Scientists at the University of East Anglia (UEA) say they have discovered a new analytical method that helps explain why some prostate cancers are more aggressive, spread to different parts of the body, and ultimately cause death. The team, which published its study, “A novel stratification framework for predicting outcome in patients with prostate cancer” in the British Journal of Cancer, hopes its findings will help transform patient treatment.

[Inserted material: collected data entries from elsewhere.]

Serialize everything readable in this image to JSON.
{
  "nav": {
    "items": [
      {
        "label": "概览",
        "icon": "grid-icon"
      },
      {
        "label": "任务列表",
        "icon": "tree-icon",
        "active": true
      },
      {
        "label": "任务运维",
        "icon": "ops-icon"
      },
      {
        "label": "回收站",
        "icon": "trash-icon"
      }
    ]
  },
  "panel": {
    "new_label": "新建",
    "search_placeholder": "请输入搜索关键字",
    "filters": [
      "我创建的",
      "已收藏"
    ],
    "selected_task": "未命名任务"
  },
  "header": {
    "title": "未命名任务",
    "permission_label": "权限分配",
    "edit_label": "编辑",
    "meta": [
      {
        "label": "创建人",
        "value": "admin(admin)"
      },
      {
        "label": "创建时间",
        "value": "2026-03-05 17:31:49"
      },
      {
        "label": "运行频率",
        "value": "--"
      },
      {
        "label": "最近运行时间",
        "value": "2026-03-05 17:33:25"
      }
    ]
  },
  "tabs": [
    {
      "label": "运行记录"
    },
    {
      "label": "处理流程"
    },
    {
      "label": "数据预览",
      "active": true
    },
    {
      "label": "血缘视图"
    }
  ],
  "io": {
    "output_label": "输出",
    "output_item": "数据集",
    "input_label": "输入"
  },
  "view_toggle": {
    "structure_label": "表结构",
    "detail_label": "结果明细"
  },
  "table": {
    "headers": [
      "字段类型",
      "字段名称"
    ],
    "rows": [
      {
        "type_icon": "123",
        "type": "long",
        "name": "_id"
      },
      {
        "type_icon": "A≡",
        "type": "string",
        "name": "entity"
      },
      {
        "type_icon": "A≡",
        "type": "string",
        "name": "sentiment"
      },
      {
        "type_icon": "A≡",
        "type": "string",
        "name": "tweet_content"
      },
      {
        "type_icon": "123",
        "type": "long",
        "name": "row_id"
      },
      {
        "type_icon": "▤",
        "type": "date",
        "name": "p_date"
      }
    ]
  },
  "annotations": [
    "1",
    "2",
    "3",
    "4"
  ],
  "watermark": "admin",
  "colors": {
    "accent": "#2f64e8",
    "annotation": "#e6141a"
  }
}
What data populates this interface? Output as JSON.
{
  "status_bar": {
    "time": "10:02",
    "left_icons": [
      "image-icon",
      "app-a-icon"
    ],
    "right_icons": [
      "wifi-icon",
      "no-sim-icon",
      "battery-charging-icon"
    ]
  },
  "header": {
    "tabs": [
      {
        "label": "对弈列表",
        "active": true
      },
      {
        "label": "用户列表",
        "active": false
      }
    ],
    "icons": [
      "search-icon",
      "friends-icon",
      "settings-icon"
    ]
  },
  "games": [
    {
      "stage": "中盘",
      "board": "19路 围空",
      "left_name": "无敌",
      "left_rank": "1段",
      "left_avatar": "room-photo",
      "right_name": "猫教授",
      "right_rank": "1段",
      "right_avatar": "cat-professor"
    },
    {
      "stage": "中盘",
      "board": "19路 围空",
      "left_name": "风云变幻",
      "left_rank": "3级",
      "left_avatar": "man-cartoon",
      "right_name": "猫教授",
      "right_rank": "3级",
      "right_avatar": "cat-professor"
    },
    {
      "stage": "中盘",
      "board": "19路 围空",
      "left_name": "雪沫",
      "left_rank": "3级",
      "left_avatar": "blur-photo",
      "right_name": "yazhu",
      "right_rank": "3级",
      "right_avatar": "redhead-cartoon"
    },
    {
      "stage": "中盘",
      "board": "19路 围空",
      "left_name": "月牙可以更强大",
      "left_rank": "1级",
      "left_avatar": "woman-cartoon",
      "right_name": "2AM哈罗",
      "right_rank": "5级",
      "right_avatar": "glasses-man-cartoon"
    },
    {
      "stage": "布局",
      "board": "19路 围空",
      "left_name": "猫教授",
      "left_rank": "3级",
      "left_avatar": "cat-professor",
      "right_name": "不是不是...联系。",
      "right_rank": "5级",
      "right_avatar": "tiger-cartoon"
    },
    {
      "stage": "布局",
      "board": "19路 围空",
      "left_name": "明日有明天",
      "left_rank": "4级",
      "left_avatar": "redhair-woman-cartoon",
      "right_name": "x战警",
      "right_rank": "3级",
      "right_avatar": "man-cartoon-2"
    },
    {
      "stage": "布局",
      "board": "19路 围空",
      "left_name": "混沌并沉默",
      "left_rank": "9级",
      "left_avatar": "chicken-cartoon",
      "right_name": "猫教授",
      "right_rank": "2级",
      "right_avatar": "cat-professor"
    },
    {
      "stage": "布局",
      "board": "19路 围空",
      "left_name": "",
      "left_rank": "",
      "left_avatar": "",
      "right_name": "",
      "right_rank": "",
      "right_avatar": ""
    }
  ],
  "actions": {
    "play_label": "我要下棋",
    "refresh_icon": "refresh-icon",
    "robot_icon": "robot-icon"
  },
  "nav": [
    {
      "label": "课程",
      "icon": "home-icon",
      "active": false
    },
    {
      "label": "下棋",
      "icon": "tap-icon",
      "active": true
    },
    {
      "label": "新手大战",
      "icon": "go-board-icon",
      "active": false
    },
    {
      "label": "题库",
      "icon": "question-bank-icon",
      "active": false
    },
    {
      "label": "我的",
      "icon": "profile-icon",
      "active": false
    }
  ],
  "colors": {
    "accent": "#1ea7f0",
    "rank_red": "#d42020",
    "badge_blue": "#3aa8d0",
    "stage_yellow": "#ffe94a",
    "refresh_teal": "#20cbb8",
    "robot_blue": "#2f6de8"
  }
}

“Unsupervised learning methods, such as Hierarchical Cluster Analysis, are commonly used for the analysis of genomic platform data. Unfortunately, such approaches ignore the well-documented heterogeneous composition of prostate cancer samples. Our aim is to use more sophisticated analytical approaches to deconvolute the structure of prostate cancer transcriptome data, providing novel clinically actionable information for this disease. We apply an unsupervised model called Latent Process Decomposition (LPD), which can handle heterogeneity within individual cancer samples, to genome-wide expression data from eight prostate cancer clinical series, including 1,785 malignant samples with the clinical endpoints of PSA failure and metastasis,” write the investigators.
“We show that PSA failure is correlated with the level of an expression signature called DESNT (HR = 1.52, 95% CI = [1.36, 1.7], P = 9.0 × 10−14, Cox model), and that patients with a majority DESNT signature have an increased metastatic risk (X2 test, P = 0.0017, and P = 0.0019). In addition, we develop a stratification framework that incorporates DESNT and identifies three novel molecular subtypes of prostate cancer. These results highlight the importance of using more complex approaches for the analysis of genomic data, may assist drug targeting, and have allowed the construction of a nomogram combining DESNT with other clinical factors for use in clinical management.”
The findings come after the same team developed a test that distinguishes between aggressive and less harmful forms of prostate cancer, helping to avoid sometimes-damaging unnecessary treatment. The new study shows how the number of aggressive cells in a tumor sample defines how quickly the disease will progress and spread. The study also reveals three new subtypes of prostate cancer that could be used to stratify patients for different treatments.
Lead researcher Colin Cooper, PhD, from UEA’s Norwich Medical School, said: “Prostate cancer is the most common cancer in men in the U.K. It usually develops slowly, and the majority of cancers will not require treatment in a man’s lifetime. However, doctors struggle to predict which tumors will become aggressive, making it hard to decide on treatment for many men. This means that many thousands of men are treated unnecessarily, increasing the risk of damaging side effects, including impotence from surgery.
The team developed a test to distinguish aggressive prostate cancers from less threatening forms of the disease, by applying complex math known as Latent Process Decomposition.
A collaborator, Vincent Moulton, PhD, from UEA’s School of Computing Sciences, added “By applying the Latent Process Decomposition process and analyzing global prostate cancer datasets, we discovered an aggressive form of prostate cancer known as DESNT, which has the worst clinical outcomes for patients.”
In the latest study, published today, the team studied gene expression levels in 1,785 tumor samples. They found that the amount of DESNT subtype cells in a sample is linked with the likelihood of disease progression, the more DESNT cells, the quicker the patient is likely to progress.
Co-lead researcher Daniel Brewer, PhD, noted: “If you have a tumor that is majority DESNT you are more likely to get metastatic disease, in other words it is more likely to spread to other parts of your body. This is a much better indication of aggressive disease. We also identified three more molecular subtypes of prostate cancer that could help doctors decide on different treatment options for patients. This research highlights the importance of using more complex approaches for the analysis of genomic data.”